What mushrooms can be collected in winter

Not everyone knows about it, but mushrooms can be picked not only in summer or autumn, but at any time of the year. Naturally, for each season there is a range of varieties. In fact, seasonality is another basis for classifying mushrooms.

Winter mushrooms are the least known. There are few of them, many people do not even suspect the possibility of picking mushrooms even in the cold months (from mid-November to mid-March).

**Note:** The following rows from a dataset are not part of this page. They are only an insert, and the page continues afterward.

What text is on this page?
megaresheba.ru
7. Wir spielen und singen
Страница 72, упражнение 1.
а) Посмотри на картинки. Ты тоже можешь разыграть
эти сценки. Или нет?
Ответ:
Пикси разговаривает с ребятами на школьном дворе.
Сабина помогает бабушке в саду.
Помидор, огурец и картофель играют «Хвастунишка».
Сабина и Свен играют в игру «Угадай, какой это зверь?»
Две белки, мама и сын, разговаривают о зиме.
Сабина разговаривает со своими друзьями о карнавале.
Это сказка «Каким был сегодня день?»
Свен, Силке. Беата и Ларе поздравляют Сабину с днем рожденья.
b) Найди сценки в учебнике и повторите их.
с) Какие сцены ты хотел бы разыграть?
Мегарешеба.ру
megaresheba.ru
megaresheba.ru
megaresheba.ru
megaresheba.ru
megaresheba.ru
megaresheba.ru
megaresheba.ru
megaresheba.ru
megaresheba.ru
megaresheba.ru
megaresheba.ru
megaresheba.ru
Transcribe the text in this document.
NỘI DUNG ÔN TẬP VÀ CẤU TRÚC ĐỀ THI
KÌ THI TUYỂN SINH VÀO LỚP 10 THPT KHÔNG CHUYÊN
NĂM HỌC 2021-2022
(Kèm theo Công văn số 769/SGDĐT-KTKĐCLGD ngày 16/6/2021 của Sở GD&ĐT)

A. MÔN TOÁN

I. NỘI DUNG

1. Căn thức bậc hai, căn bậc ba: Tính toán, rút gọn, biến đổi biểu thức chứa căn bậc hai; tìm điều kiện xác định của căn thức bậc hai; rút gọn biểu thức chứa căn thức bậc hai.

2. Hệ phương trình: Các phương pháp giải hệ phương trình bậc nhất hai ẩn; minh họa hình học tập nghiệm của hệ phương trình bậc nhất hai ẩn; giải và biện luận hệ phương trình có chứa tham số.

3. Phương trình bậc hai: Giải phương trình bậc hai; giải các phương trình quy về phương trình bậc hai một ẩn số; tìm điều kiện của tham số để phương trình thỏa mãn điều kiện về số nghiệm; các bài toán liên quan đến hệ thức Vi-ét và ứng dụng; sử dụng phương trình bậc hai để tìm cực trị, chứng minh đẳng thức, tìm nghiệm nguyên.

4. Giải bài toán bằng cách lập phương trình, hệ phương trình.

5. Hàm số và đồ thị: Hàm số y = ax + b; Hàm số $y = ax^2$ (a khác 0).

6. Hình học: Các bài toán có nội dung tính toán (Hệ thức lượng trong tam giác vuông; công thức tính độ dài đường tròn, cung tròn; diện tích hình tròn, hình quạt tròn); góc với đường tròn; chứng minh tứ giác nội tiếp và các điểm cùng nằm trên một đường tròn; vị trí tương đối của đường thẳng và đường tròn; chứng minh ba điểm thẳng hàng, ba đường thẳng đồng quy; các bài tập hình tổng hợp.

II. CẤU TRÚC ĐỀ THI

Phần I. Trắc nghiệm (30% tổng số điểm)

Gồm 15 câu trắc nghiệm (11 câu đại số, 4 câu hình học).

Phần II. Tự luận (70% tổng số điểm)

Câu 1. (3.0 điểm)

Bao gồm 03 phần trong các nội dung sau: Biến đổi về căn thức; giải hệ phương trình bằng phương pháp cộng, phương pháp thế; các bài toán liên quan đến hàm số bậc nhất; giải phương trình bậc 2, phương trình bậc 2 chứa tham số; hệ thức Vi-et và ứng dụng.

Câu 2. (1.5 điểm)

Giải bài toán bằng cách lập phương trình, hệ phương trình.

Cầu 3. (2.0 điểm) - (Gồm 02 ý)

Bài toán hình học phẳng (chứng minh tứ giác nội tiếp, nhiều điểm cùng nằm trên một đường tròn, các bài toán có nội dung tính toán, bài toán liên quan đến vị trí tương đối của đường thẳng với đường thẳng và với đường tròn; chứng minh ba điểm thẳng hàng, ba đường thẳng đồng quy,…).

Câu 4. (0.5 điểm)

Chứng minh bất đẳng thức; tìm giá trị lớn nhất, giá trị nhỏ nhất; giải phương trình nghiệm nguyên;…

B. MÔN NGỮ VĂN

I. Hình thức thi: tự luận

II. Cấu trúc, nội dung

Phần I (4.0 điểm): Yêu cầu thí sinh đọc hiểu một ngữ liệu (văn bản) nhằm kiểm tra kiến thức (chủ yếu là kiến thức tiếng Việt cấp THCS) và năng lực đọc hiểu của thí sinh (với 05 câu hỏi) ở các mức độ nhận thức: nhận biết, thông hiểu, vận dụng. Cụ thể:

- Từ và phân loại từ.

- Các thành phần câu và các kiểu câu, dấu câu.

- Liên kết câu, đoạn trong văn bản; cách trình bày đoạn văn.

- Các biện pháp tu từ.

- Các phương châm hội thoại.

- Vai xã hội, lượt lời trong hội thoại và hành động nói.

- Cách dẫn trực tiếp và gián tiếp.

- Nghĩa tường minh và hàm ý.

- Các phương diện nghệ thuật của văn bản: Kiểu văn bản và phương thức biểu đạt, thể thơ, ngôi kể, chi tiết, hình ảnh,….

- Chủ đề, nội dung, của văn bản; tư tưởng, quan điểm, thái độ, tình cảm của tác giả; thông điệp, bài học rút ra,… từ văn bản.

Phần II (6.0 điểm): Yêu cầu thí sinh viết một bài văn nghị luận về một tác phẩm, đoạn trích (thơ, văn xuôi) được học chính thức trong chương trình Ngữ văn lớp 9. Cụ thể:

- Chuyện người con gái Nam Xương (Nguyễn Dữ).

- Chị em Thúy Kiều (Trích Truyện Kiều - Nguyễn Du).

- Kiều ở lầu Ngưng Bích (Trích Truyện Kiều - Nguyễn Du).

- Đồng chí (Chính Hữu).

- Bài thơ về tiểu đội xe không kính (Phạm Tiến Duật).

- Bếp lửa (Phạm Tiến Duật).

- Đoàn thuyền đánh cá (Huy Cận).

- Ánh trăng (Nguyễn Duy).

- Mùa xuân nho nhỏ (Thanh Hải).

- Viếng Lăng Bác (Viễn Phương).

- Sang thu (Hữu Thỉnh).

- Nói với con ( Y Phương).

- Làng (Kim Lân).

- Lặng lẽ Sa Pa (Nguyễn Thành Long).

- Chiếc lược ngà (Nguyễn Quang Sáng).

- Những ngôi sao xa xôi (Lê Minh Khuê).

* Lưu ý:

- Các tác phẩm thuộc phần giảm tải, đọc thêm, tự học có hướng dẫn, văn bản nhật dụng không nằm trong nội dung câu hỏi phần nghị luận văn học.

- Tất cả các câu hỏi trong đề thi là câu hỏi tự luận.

The brightest representatives of the winter group are oyster mushrooms and winter honey agarics. And besides them, they are found in snowy forests: garlic and liverworts and tinder fungi (winter, scaly, birch sponge and others), hymnopiles and crepidots, strobiluruses and mycenae (gray-pink and ordinary), slit-leaves and tremors, as well as some others, quite edible species.

Polypore sulfur-yellow in the snow:

So do not be surprised: the winter forest can please mushroom pickers with delicious mushrooms. Unfortunately, there are only a few types of such mushrooms, but they are widespread, and their collection does not cause any particular difficulties. You can combine business with pleasure – skiing through the winter forest and searching for forest delicacies.

Picking mushrooms in winter is even more convenient than in summer. In a leafless snow-covered forest, they can be seen from afar, especially since they usually grow high on trunks or fallen trees.

In addition, winter is the most convenient time for collecting birch chaga. This inedible mushroom has excellent healing properties, so it is widely used for medicinal purposes. And lovers of original crafts will be pleased with a variety of tinder mushrooms, from which various compositions, figurines, flower pots, etc. are made.

At the beginning of winter, especially if frosty days come early, you can find ordinary autumn mushrooms in the forest – several types of rows, autumn mushrooms, sulfur-yellow and scaly tinder fungi. But they can only be collected before the first thaws, since after thawing and subsequent frosts they will lose their qualities. Winter mushrooms, on the contrary, are not afraid of thawing, but use this time to continue growing.

The easiest way is to collect late oyster mushrooms in the winter forest. Outwardly, they practically do not differ from those grown in greenhouses and sold in markets or stores. It is difficult to confuse oyster mushroom with other mushrooms, its leg is on the side, smoothly turning into a hat, which sometimes reaches 12 centimeters. Young mushrooms look like shells, which is why oyster mushrooms are sometimes called oyster mushrooms.

The oyster mushroom cap is usually light gray in color, but there are brownish, yellowish and bluish colors. Oyster mushrooms always settle in groups on dead or fallen aspens and birches, less often on other deciduous trees. Inexperienced mushroom pickers sometimes mistake young gray or whitish tinder fungi for oyster mushrooms, but they are always tough and tinder fungi do not have such a leg as oyster mushrooms.

Oyster mushrooms are well suited for cooking various dishes. Before cooking, it is advisable to boil the mushrooms, and drain the broth.

Winter mushrooms have been collected since ancient times. The fact that the mushroom is widespread is evidenced by a large number of its popular names: winter mushroom, winter mushroom, snow mushroom, winter moth. The mushroom has a bright orange-yellow color, under the hat there are rare light yellow plates. The stem of adult mushrooms is long and stiff, noticeably darkening towards the bottom, covered with fluff. Mushrooms look shiny, as the hat is covered with protective mucus.

Winter mushrooms settle in groups on old or dead deciduous trees. Most often they can be found on elm, aspen, willow, poplar, sometimes grow on old apple and pear trees. The mushroom is delicious and is used in many dishes. In adult mushrooms, only caps are edible, and young mushrooms can be used with legs.

It is curious that in the countries of the Far East, winter mushrooms are bred, and they are used not only for food, but also for the preparation of various extracts and medicinal preparations. In the literature, I met references that the fungus has pronounced antiviral properties and even inhibits the growth of cancer cells.

Much less often in the forest you can find the gray-lamellar false honey agaric, which prefers to settle on stumps and deadwood of coniferous trees. Despite the name, the mushroom is edible and tasty. It differs from winter honey agaric in a more faded color, which can vary from yellowish-gray to brown. The plates of the fungus darken noticeably with age, turning from a whitish-yellow color to a grayish-blue color. If you rub a piece of the cap in your fingers, a characteristic pleasant mushroom smell appears.

Therefore, if you wish and skill, you can diversify the winter menu with delicious, fragrant mushrooms collected with your own hands. Agree, a good way to surprise and delight guests!